'You all look alike to me' is hard-wired in us, research finds
You often hear it framed in a comic sense, though it's a form of stereotyping, and even prejudice. "You all look alike to me."
To one race, the tired adage implies, people in other races are tough to differentiate from each other. Some call it the "other-race effect."
It's something more than a wince-worthy punchline. New UC Riverside research bears it out, finding we are hard-wired to process— or not process— facial differences based on race. And that process occurs in the earliest filters of our thought process.
The research, published this week in the journal Proceedings of the National Academy of Sciences, or PNAS, was led by UC Riverside psychologist Brent Hughes. The overriding question posited in the paper: When we observe members of another racial group, are their actual physical distinctions blurred in our mind's eye?
The study participants were 17 white people studying white and black faces on a monitor while lying inside a functional MRI scanner, which identifies changes in brain activity.
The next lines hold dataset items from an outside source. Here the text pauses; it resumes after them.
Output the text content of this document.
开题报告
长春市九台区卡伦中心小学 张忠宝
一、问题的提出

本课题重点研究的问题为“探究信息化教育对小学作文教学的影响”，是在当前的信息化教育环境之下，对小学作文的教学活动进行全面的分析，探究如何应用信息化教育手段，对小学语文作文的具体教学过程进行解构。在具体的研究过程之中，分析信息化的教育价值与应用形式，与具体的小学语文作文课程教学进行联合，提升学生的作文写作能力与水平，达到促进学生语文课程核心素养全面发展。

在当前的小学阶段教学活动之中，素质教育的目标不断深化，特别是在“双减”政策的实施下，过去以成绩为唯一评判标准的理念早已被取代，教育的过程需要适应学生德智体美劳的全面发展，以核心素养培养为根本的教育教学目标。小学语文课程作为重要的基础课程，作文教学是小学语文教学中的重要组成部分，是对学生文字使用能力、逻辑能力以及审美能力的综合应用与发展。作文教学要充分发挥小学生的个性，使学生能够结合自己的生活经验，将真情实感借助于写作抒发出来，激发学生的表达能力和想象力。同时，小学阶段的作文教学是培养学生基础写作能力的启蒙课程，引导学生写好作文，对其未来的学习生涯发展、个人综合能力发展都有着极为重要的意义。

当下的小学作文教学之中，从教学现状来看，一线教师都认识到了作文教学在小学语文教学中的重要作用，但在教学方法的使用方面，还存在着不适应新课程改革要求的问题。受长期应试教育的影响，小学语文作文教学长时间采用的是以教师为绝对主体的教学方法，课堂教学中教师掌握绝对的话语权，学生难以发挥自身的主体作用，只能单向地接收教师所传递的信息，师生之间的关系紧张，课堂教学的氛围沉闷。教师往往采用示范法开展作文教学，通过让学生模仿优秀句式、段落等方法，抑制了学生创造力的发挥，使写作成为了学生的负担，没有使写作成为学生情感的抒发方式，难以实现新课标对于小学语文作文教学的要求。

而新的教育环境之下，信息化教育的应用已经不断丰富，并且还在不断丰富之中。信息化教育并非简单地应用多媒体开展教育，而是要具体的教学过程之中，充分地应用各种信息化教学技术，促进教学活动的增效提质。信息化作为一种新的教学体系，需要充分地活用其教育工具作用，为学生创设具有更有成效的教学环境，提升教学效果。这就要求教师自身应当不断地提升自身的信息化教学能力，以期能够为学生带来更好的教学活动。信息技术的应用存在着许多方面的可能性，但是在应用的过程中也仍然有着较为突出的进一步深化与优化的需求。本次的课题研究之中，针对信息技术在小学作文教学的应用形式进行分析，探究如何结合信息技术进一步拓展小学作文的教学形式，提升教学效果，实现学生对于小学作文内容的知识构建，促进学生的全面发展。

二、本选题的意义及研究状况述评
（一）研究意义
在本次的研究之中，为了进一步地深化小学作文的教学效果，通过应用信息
Some experiments were also conducted outside of the MRI.
Hughes and his team looked at the white participants' high-level visual cortex to see whether it was more tuned in to differences in white faces than black ones. The visual cortex is the first stop for processing impulses from the eyes; the high-level visual cortex specializing in processing faces.
Their findings affirmed previous studies, determining that participants showed a greater tendency to individuate— recognize differences in—own-race faces, and less for other races. But Hughes' study went further, demonstrating how deep this tendency runs: as far as our earliest sensory processes.
"Our results suggest that biases for other-race faces emerge at some of the earliest stages of sensory perception," Hughes wrote in the paper, entitled "Neural Adaptation to faces reveals racial outgroup homogeneity effects in early perception."
Hughes wrote that the fallout from noticing the differences in members of one own's race but not others is profound. These early perceptions can cascade, affecting downstream beliefs and behaviors. The implications can range from embarrassing to life-changing—think of when the wrong suspect in a crime is selected from a lineup.
"We are much more likely to generalize negative experiences if we see individuals as similar or interchangeable parts of a broad social group," Hughes said.
Previous studies have found the "other-race effect" is found in populations other than whites. But Hughes isn't comfortable extending his findings to assume that black people also "de-individuate" white faces in the high-visual visual cortex. The reason: Majority vs. minority perceptions.
"Members of minority groups wind up being exposed to more members of majority groups than majority members get exposed to minority members," he said. "It could be that exposure to individuals of different groups may help the visual system develop expertise that reduces this effect."
The study shouldn't be interpreted as a pass for "you all look the same to me," Hughes said.
"These effects are not uncontrollable," he said. "These race biases in perception are malleable and subject to individual motivations and goals. In this sense, attitudes, motives and goals can be shaping visual perceptual processes."